Drilling Pocket Holes with a Kreg Jig

Drilling Pocket Holes with a Kreg Jig

DIY TIP! I like to have two drills (or a drill and a driver) for working with pocket holes. One for drilling, and one for driving the screws. It saves having to change the bit every few minutes!

One for Drilling the Holes and one for Driving the Screws

One for Drilling the Holes and one for Driving the Screws

The legs were primed and then painted with Rustoleum Universal Flat Metallic Soft Iron spray paint (looove this paint and colour).

Legs Fabricated with 2x2 pine

Legs Fabricated with 2x2 pine

Table Legs Primed with Exterior Primer

Table Legs Primed with Exterior Primer

Legs Painted with Rustoleum Universal Metallic Flat Soft Iron spray paint

Legs Painted with Rustoleum Universal Metallic Flat Soft Iron spray paint

We topped the legs with our recycled concrete slab and sealed the concrete with the Buddy Rhodes concrete countertop sealer. If was to do this project again, I would have used the Buddy Rhodes mix instead of the cheap big box mix (the BR mix is lot lighter and easy to use.)

Top sealed with Buddy Rhodes Satin Sealer

Sealed with Buddy Rhodes Satin Sealer

If you were to do this project, you could easily pour the concrete top yourself, or buy a prefab concrete patio stone at the big box store. If your patio stone has a texture on it, consider flipping it upside down so the raw concrete side is exposed.

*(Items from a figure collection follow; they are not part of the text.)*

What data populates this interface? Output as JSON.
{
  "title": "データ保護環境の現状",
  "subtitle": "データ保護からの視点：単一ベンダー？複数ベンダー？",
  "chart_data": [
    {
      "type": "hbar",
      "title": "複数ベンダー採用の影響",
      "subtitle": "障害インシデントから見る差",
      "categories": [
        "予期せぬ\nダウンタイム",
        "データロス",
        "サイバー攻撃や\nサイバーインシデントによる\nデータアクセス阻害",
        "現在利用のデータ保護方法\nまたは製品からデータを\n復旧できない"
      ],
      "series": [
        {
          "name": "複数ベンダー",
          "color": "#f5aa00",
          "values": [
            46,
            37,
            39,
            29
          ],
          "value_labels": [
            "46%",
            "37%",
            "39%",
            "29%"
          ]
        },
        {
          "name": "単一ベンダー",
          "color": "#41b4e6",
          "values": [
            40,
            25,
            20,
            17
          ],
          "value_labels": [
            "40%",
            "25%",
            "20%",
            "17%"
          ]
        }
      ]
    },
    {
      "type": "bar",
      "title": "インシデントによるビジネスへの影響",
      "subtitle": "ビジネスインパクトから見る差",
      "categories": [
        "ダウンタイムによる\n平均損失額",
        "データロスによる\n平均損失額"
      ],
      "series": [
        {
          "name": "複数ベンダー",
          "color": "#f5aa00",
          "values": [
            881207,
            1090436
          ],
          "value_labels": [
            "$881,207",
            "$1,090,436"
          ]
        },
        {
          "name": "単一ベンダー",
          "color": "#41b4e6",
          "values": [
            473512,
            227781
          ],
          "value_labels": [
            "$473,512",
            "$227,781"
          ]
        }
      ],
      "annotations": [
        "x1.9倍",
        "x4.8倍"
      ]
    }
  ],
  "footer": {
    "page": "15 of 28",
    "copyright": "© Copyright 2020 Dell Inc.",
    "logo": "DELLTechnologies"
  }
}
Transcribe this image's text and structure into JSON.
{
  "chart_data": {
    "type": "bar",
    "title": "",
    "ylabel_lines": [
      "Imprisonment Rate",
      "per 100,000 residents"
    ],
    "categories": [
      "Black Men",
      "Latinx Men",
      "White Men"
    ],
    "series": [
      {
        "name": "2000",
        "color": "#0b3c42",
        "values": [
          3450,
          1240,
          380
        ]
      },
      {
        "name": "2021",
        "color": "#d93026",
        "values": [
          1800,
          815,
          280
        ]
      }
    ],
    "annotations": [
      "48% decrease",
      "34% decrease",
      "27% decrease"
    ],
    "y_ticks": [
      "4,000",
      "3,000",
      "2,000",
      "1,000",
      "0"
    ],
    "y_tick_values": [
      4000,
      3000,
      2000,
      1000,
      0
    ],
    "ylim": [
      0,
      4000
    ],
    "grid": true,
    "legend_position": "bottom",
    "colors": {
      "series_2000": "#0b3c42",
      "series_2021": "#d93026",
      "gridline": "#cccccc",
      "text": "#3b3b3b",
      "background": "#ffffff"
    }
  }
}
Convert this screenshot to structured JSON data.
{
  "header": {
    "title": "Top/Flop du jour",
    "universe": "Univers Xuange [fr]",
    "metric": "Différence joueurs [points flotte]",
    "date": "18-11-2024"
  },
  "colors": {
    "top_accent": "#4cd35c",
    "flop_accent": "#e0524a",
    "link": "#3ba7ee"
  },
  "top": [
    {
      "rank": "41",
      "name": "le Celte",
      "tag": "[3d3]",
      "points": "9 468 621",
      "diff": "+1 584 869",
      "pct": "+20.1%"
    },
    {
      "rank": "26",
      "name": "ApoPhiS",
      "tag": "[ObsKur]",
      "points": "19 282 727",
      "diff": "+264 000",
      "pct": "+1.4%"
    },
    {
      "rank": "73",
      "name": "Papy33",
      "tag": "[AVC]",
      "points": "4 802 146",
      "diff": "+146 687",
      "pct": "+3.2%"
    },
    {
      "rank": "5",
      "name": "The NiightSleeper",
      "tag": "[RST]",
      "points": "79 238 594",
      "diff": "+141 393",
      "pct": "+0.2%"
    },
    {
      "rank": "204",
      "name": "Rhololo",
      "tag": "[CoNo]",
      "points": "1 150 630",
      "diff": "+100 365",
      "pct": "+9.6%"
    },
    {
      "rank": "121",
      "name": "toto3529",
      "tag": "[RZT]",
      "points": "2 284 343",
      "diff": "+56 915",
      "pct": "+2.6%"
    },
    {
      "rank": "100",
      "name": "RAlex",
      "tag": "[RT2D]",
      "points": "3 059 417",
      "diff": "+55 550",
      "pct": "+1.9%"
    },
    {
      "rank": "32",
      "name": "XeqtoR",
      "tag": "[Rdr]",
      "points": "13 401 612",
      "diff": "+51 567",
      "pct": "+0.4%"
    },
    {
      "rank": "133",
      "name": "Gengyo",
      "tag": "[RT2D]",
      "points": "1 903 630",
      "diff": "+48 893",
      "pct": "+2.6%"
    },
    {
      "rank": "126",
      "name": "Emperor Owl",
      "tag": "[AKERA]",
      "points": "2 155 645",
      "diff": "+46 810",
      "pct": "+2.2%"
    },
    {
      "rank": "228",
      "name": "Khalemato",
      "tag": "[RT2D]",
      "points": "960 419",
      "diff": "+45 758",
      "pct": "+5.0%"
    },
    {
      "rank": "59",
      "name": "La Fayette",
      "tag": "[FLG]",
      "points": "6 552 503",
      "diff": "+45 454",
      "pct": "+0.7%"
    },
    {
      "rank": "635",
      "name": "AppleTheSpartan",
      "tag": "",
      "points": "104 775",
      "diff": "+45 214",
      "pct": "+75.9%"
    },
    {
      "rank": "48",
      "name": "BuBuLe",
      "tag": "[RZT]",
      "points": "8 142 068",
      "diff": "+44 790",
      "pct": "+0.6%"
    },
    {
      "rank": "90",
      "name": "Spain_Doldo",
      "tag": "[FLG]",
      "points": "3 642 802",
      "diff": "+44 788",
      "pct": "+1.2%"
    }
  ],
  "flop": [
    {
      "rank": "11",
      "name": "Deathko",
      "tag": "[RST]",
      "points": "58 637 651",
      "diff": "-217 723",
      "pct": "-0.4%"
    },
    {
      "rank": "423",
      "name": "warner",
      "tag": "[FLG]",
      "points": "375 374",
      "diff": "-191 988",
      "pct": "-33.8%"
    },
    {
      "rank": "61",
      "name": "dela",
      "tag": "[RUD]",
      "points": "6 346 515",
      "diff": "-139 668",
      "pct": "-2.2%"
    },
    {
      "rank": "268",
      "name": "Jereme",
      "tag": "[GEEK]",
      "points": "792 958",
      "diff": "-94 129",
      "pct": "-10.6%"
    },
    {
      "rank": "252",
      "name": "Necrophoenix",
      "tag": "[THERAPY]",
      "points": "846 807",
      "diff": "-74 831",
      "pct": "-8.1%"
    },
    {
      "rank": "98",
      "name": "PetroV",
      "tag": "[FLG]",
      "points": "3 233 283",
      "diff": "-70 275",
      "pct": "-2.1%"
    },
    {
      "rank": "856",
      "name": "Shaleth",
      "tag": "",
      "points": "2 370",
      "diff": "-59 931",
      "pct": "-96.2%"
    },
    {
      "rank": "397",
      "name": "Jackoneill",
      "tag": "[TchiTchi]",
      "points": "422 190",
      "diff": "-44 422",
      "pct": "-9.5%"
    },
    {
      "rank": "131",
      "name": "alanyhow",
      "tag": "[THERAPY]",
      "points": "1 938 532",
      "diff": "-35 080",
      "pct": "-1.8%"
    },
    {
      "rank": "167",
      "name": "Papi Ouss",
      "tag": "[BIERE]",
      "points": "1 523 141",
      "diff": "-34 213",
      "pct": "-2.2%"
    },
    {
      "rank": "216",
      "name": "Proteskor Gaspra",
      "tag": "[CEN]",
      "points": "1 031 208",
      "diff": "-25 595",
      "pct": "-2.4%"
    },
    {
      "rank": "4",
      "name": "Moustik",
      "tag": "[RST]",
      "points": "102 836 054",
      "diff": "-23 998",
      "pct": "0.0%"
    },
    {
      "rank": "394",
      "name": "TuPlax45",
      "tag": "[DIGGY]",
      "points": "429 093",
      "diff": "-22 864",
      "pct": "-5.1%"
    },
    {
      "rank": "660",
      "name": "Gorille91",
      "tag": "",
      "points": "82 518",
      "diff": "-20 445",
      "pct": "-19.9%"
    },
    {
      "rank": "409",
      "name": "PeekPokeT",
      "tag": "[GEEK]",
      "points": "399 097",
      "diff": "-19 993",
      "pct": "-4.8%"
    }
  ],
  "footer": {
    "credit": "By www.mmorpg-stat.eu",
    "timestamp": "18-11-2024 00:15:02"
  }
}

Make legs to fit your slab, seal it and you've got an inexpensive industrial table!

Here's a few more shots of our finished table.

DIY Concrete Side Table

DIY Concrete Side Table

photo 1 (1)

Concrete Side Table

photo 1 (2)

Completed Table

SOURCE LIST:

Materialst:
Concrete - Hardware Store
Concrete Sealer - Buddy Rhodes
1 2x2x10 kiln dried pine - Downtown Lumber
2 1/2" pocket hole screws - Lee Valley Tools
Zinnser Primer - Home Depot
Rustoleum Universal Flat Metallic Soft Iron spray paint - Home Depot

Tools
Drill & Driver - Milwaukee
Measuring Tape
Kreg Jig - Lee Valley

Difficulty Level (on a scale of 1-5):

two out of five

Total Cost $40

 

Beats spending $1155 at Restoration Hardware for this, doesn't it?!

 

Restoration Hardware Belgian Trestle Weathered Side Table

Restoration Hardware Belgian Trestle Weathered Side Table

 

What do you think of our new table? Would you give a try at making one?

7 Responses

  1. Wow that looks great and such a great idea for using your test slab. Great use of recyclable materials!
  2. Hi Kristen, I love your concrete tabletop! I bugged my husband for several years and when we remodeled our kitchen he finally gave in. With the help of our 2 boys we now have a concrete countertop without any seams. He framed and poured the concrete over the original countertop. It turned out really well. He added black sand, graphite color and some pieces of iridescent glass shards. We both wished we had added more glass pieces, but he wasn't sure what the look would be, but all in all we love it.
  3. Just stopping by to let you know that I featured this project on my site! Check it out here: http://www.diylookbook.com/concrete-side-table/
  4. Wow! What a classy table. Love it. It looks gorgeous with the warm wood.
  5. Lynne
    Looks great! It got me to wondering how your kitchen counters are holding up to stains, chips, etc? Would you consider a follow up post after enough time has passed living with them?
    • Hi Lynne, They're holding up amazingly! No cracks or chips. A few stains (all my fault), but the stains are pretty easy to deal with (a light sand, and re-seal) I will for sure give an update post sometime soon!
      • Vanessa
        oooo excellent! I was wanting to second the concrete counter update post, esp since after reading about yours, it's one of the choices we're thinking of for our kitchen redo.